2014 was a ridiculously hard year for me; physically, emotionally and mentally. My weight loss journey has been pushed aside for quite a while now. Actually it's non-existent at this point. Not only did I have physical limitations but I guess I had some mental ones as well. There were times I wanted to just throw in the towel and give up on my journey (and on so so many days I did). I had a year full of pain from adhesions that resulted in a surgery in December. So many days, with my weight loss, it left me feeling defeated, broken and like a failure. I felt like I not only let myself down but also those people that always told me I had inspired them. I was embarrassed and many days didn't want to leave the house and have others see me. And honestly, I was angry. I was so angry at myself.
I absolutely refuse to let circumstances defeat me and I will NOT be broken. This girl right here, she's a strong one. And with God by my side I can do ANYTHING. I am determined, now more than ever, to get this journey rolling again.

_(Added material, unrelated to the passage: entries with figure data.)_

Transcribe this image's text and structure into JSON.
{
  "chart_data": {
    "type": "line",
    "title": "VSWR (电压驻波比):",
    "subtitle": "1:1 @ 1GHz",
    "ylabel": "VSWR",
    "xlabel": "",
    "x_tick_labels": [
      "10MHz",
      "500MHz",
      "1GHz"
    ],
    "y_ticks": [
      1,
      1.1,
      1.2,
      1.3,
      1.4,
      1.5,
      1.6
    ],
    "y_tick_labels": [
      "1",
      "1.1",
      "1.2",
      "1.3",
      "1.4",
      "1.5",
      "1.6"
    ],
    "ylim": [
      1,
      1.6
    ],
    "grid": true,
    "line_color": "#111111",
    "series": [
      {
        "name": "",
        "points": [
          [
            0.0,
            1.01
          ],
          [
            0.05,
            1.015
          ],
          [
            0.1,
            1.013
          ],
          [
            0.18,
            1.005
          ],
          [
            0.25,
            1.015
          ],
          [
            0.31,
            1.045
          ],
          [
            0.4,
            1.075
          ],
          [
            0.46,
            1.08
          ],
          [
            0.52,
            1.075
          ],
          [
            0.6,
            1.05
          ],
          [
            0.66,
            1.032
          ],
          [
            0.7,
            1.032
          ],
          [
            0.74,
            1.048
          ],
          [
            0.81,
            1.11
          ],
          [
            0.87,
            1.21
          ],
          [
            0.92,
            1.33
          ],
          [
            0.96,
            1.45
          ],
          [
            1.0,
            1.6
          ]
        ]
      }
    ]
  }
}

I've created an Instagram dedicated to my journey. It's called Amys_losing_it_again. You have no idea how accurate that title is, ha. So follow me and journey with me.
So, for now, I would super love if you could pray for me and my journey please. I'm trying to figure out where it all fits in. God spoke to my heart and gave me 3 direct things to do. And I'll be working on those as He transforms me. God is good, always. And I know, as with everything else, He will gave me the strength to do this.